Speaking at the MRS Customers Exposed conference in London, Hollingworth said that the rise of behavioural economics has led to a greater advancement in understanding of human behaviour over the last 10 years than in the last 100 years. But, he said, we must be aware of how much power this gives us, and the responsibility we have to use this knowledge wisely.

“Behavioural economics allows us to take advantage of the idea that human beings are cognitive misers”, said Hollingworth. “Our brains are very efficient – we want to make quick, intuitive, smart responses.” Using this understanding means that we now know how to play to human beings’ innate overconfidence and optimism bias, among other things. We can prime consumers to switch off the frontal cortex, which is where executive decisions are made.

Holingworth gave a number of examples of how this can be done, including the Obama campaign nudging voters to polling stations in 2008 by suggesting everyone else was voting.
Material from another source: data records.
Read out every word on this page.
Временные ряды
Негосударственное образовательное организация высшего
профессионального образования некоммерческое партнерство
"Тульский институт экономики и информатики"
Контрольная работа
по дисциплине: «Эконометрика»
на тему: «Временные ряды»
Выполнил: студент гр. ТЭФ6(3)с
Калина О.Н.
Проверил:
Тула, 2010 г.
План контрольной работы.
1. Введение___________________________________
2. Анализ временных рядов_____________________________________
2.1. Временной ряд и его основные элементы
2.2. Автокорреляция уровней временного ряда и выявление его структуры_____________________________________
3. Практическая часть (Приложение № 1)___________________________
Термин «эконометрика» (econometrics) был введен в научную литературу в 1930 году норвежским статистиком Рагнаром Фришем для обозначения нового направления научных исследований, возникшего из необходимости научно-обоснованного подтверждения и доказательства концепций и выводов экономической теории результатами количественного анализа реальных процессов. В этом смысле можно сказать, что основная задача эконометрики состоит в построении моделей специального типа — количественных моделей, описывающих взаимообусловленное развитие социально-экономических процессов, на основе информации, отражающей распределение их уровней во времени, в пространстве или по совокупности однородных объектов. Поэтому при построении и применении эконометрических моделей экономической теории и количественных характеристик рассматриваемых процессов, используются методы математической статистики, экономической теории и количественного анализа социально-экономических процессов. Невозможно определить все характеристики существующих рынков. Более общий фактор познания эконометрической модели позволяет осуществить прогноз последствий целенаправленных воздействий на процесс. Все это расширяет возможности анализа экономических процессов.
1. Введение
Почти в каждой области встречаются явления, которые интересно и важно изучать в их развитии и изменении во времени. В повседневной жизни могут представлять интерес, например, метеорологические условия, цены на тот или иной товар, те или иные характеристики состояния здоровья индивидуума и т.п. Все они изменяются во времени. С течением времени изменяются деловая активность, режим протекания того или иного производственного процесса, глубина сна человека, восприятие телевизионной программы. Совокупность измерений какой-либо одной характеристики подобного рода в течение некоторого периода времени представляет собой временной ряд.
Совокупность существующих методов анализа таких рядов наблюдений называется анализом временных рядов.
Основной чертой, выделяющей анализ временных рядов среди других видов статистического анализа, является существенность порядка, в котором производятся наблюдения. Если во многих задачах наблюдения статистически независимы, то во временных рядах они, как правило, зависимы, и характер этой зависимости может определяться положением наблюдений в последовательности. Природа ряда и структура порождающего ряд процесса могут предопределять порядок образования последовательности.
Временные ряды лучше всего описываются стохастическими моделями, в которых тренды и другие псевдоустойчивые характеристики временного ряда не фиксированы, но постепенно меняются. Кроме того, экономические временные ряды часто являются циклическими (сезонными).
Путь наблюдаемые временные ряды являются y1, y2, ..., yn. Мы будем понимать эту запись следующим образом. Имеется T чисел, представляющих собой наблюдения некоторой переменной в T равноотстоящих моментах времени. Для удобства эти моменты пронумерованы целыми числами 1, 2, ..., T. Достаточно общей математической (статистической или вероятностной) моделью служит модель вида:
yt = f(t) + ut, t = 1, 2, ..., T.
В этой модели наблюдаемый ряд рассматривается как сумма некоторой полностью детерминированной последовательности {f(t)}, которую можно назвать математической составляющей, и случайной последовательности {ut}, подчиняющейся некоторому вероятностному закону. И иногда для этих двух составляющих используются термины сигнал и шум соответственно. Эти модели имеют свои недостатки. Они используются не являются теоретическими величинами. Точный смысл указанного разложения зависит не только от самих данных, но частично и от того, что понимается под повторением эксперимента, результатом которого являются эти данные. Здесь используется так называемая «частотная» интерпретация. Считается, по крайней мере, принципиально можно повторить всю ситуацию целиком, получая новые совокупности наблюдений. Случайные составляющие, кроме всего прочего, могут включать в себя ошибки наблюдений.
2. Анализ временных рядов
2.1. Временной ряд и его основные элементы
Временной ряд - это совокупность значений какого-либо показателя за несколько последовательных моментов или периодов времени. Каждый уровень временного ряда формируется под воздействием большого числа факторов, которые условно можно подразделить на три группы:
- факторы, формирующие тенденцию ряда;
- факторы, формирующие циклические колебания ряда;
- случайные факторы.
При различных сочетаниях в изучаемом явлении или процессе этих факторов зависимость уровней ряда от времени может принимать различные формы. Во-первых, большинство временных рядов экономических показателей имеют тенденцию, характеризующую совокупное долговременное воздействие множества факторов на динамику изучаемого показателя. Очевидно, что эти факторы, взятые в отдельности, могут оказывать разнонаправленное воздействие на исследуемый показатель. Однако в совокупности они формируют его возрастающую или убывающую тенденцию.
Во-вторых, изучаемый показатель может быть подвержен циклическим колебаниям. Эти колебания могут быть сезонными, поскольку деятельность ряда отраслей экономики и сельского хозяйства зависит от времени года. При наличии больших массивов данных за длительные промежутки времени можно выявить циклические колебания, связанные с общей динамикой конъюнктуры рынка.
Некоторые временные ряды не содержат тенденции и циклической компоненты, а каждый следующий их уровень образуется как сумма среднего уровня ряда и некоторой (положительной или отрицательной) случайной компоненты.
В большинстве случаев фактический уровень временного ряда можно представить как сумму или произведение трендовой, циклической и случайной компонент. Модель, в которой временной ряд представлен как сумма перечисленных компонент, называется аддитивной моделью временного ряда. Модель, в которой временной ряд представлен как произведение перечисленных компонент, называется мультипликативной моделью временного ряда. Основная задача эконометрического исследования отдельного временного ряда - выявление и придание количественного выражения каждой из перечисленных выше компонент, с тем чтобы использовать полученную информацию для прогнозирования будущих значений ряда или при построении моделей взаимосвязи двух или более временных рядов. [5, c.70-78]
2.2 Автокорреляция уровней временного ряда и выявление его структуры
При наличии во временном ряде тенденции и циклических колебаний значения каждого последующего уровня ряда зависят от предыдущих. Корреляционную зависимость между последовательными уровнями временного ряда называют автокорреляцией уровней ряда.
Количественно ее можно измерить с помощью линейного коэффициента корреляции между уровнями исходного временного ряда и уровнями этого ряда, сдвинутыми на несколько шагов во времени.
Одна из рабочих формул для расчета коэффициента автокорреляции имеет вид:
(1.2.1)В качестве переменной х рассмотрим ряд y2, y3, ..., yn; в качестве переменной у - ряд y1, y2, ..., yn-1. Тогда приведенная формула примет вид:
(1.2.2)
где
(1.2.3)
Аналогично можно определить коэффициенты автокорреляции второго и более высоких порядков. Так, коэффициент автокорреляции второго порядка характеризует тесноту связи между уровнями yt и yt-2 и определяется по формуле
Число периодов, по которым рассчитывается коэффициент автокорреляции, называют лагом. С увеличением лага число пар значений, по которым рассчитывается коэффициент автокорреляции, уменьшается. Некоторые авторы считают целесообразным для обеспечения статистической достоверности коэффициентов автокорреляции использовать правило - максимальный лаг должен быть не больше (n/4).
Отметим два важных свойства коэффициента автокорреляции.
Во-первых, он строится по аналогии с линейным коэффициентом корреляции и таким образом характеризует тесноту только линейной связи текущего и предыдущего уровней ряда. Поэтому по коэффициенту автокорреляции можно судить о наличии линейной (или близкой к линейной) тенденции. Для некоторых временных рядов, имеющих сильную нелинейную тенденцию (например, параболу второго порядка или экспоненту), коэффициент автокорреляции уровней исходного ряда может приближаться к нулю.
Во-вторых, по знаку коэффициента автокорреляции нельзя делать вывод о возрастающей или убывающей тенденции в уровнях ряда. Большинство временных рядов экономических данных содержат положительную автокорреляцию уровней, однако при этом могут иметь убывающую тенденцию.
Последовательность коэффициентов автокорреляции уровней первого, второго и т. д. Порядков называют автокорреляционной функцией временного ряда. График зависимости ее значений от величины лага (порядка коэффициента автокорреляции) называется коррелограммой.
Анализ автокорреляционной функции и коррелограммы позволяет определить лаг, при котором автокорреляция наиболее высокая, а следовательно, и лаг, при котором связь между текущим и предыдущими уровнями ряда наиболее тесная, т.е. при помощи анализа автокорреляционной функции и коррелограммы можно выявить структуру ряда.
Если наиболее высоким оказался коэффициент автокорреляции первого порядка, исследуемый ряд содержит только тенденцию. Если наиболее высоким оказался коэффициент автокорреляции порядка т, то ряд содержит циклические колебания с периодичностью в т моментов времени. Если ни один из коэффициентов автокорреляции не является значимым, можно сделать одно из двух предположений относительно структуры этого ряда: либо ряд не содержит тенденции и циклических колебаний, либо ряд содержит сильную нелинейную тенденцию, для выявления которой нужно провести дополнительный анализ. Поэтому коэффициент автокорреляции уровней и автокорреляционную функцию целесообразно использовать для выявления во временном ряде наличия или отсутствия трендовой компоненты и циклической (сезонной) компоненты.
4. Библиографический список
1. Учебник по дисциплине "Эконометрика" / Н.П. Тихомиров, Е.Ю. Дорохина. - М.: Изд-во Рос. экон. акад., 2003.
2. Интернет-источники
A similar approach was used by HMRC, he said: by putting out the social norm message “nine in 10 people in your town pay their tax on time”, a 15 percentage point increase in tax being paid on time was observed.

Examples from the health field used the “commitment bias” approach of making people sign a contract to commit to a behaviour — for example doctors decreasing prescriptions of unecessary antibiotics and type 2 diabetes sufferers increasing their adherence to drugs — not following through on this behaviour creates a “cognitive dissonance that the brain doesn’t like”, according to Hollingworth.

But, he says, this understanding of how to manipulate behaviour means we are “witnessing the unravelling of the human behavioural blueprint”.

“We are so empowered by this understanding that this leaves humans potentially exposed.”

To illustrate, Hollingworth described his work to uncover credit card companies taking advantage of context anchors to reduce minimum credit card payments, and loan companies taking advantage of default settings to increase loan amounts and duration to their advantage.

There are also those that use behavioural economics with good intentions but are unintentionally driving negative actions: for example using eyes on a poster to decrease bike theft at a university merely pushed this criminal activity down the road; while giving people the information that nine in 10 people don’t make a will or that 57% of parents don’t use online parental controls may be intended to shock people into action, but mostly has the opposite effect.

“We have the power in our hand to understand the human blueprint and act on that knowledge,” concluded Hollingworth. “But with great knowledge comes great power and great responsibility.”